Joe Gallagher had every intention of coming back for his 30th season as the head football coach at Haverford High School, even though the 2020 season was the most physically taxing of his long career because of a bad left hip, left knee and back.
“It was a really big struggle getting through it,” Gallagher said. “It got to the point, specifically with my back, that it literally knocked me off my feet. I had a folding chair with me. I was unable to be on my feet for an extended period of time. It limited my mobility and it was actually quite painful.”
Gallagher planned to have hip replacement, knee replacement and back surgery in the offseason in time to come back for another year.
COVID-19 changed those plans.
Gallagher said his hip replacement surgery was postponed three times before he finally underwent the procedure on Feb. 15. He is scheduled to have knee replacement surgery on May 17 and back surgery sometime in September.
Gallagher had his left knee replaced 10 years ago and his left hip replaced in 2016.
“I think the imbalance of my left side being very good and my right side being bad caused me to walk like a penguin and that didn’t do my back any good,” Gallagher said. “I swore I would not spend another season where I was grabbing a stool to get off my feet.”
Therefore, Gallagher, the third-longest tenured coach in Delaware County behind Garnet Valley’s Mike Ricci (34 years) and Strath Haven’s Kevin Clancy (30 years), decided to call it a career and retire. He told Haverford principal Pete Donaghy of his decision last Thursday and informed the team a day later.
“It’s something I’ve been thinking about for a while,” Gallagher said. “It came down time-wise that I had to make a decision. It’s May and I want to give the school time to do something in my absence to get somebody.”
Gallagher said he came to the decision the weekend before last during a trip to Clarkston, Mich. to visit his older brother, Frank, who played seven seasons in the NFL.
“That was great,” Gallagher said. “I don’t get to see him that often. I drove up and back with my wife (Karen) and it’s 9½ hours (one way) with stops. That driving time presented the opportunity to think about stuff. I came to the realization that, you know what, it might not be a bad time to call it a day. It might be the right time. I’ll be 66 in September. I’ve had a good run, 29 years. It’s been a great experience.”
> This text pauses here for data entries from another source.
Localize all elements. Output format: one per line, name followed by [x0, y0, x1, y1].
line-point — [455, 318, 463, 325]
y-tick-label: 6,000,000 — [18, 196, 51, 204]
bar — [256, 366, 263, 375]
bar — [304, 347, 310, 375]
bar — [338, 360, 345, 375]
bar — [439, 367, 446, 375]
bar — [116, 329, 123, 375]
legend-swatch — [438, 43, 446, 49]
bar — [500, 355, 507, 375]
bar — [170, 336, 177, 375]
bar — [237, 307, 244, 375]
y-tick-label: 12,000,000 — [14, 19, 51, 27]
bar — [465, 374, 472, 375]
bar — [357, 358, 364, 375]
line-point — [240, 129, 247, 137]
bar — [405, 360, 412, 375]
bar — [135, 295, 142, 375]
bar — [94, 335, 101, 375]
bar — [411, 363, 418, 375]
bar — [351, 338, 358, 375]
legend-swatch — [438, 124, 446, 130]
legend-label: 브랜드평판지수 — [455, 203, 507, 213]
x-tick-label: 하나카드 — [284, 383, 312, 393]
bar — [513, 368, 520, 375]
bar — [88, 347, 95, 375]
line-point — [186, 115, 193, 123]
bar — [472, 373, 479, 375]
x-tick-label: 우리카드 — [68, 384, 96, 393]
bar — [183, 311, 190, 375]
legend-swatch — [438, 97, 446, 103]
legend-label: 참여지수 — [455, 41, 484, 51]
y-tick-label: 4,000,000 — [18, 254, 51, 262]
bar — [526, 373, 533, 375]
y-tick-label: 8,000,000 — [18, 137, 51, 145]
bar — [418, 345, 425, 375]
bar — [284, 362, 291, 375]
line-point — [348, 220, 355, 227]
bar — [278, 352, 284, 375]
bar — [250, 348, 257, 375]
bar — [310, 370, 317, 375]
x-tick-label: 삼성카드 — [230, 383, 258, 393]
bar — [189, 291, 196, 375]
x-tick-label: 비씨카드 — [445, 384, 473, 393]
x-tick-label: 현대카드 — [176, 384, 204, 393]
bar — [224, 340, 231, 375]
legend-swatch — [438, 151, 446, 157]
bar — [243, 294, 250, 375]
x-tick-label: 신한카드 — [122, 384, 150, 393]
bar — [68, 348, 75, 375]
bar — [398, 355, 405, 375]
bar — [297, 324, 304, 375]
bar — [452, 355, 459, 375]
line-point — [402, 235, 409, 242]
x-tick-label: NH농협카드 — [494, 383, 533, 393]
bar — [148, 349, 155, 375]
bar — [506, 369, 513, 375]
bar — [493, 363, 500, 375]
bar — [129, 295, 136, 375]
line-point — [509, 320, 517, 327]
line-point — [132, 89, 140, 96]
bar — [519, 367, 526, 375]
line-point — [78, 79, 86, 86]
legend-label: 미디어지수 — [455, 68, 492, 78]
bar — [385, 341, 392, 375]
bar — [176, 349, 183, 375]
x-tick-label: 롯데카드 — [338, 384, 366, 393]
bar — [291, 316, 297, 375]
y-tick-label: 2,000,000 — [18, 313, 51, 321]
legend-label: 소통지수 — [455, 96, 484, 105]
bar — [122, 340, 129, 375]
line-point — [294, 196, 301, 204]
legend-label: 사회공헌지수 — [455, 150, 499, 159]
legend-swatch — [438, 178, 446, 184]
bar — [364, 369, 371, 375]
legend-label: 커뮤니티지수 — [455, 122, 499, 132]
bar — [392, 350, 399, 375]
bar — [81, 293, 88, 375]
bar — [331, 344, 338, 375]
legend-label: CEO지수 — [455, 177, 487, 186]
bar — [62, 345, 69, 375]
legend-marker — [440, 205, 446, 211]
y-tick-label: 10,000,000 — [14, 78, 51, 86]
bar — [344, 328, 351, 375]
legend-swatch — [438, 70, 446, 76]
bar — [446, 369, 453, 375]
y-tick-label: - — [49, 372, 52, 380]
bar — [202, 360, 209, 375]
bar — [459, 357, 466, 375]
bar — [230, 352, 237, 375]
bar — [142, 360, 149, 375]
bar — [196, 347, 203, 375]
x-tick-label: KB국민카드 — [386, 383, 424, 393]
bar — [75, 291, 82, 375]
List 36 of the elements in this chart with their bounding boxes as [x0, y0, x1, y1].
Gallagher is a football lifer. He was an All-Delco lineman at defunct St. James High, where he played on the 1972 (Philadelphia) City Championship team, considered as one of the greatest teams in Catholic League history. He was a four-year starter at three positions at the University of Tennessee and spent two years there as a student assistant under Johnny Majors after his playing career ended.
When he returned home from Knoxville, Gallagher coached for two seasons at St. James, five at Cardinal O’Hara, two at Conestoga and two at Williamson Trade School before being named the head coach at Haverford in 1992.
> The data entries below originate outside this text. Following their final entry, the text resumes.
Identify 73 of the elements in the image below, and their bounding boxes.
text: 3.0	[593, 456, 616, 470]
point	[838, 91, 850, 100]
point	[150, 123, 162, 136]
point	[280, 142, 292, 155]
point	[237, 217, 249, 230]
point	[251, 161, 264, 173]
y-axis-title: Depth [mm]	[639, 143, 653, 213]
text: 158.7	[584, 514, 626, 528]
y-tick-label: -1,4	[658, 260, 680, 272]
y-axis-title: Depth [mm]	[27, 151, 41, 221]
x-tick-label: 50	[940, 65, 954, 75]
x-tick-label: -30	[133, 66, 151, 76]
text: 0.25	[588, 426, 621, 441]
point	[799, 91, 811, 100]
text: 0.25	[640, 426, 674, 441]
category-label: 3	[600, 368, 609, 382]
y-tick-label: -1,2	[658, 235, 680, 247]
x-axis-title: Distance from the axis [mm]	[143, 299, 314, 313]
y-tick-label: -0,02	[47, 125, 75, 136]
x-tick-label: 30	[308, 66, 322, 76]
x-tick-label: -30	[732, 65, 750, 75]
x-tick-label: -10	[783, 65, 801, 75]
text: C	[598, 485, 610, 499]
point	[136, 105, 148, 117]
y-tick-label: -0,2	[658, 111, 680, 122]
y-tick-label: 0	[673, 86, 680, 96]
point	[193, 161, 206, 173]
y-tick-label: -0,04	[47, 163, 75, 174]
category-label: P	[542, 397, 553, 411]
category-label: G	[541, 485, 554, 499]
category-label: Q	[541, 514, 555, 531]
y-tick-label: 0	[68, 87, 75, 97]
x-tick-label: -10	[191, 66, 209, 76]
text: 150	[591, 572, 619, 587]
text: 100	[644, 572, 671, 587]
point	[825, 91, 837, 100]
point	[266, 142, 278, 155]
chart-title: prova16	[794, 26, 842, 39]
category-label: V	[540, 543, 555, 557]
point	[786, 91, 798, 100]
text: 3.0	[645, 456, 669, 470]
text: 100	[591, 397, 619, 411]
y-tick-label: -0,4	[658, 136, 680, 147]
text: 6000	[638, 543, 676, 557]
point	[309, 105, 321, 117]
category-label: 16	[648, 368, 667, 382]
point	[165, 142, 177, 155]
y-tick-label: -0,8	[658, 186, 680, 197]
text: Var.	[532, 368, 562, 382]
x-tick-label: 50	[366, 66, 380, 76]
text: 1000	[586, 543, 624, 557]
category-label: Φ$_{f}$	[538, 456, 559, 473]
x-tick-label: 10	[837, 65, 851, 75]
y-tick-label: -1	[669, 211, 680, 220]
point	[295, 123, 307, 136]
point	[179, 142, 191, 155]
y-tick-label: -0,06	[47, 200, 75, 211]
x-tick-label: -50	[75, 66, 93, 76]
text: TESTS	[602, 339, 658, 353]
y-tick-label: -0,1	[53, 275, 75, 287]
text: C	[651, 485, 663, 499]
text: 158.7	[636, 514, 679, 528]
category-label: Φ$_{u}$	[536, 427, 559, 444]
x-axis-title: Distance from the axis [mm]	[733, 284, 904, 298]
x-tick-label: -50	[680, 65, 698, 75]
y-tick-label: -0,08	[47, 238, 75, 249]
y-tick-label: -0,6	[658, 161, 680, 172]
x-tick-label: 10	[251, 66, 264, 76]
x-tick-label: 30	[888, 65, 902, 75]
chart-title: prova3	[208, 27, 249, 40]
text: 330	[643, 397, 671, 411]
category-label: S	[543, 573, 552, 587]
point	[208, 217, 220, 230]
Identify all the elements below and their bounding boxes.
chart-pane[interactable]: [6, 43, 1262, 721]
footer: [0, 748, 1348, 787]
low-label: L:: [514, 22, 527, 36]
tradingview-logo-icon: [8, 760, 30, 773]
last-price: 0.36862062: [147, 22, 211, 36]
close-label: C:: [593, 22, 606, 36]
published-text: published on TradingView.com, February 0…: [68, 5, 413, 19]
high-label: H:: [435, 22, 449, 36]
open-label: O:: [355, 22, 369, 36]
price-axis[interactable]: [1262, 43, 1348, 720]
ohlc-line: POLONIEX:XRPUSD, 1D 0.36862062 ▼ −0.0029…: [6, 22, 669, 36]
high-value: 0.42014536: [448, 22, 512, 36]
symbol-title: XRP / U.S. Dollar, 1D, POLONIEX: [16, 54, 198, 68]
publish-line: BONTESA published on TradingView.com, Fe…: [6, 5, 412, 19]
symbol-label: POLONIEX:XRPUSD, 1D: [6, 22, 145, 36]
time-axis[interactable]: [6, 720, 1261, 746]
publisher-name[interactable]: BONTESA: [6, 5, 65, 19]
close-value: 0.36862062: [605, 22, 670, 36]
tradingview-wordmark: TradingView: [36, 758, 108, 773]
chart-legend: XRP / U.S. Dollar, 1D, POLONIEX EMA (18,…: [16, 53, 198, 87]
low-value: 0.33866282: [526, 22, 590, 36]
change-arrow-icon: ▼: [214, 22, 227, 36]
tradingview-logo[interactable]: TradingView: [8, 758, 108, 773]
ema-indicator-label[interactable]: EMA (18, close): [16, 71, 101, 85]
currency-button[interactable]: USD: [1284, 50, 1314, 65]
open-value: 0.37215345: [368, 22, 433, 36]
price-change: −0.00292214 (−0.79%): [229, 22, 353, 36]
Gallagher compiled a record of 177-152-2 in his nearly three decades at Haverford. He led the Fords to Central League titles in 1995 and 2015 and qualified for the District 1 tournament six straight years from 2014-19. The 2019 team reached the Class 6A district semifinals before falling to eventual champion Downingtown West.
Gallagher called his experience at Haverford “nothing short of awesome” in a letter to the players, coaches and families.
“I’m mostly going to miss the camaraderie, the relationship with the kids and coaches, all that type of stuff,” Gallagher said. “The planning and all that other stuff didn’t seem like work.”
He looks forward to doing some of the things he has been unable to do, like taking in a Tennessee-Alabama football game, something he has never experienced as a fan. He also looks forward to joining his former players on the sideline for the annual Thanksgiving Day class with crosstown rival Upper Darby.
“That is one of the highlights of my years at Haverford, without question,” Gallagher said. “And I’ll join them this year. I’ll be there for them. It’ll just be a little different role.”
A return to coaching isn’t out of the question, either.
“Once I get fixed, I might come back and volunteer,” Gallagher said. “Just let me coach a position.”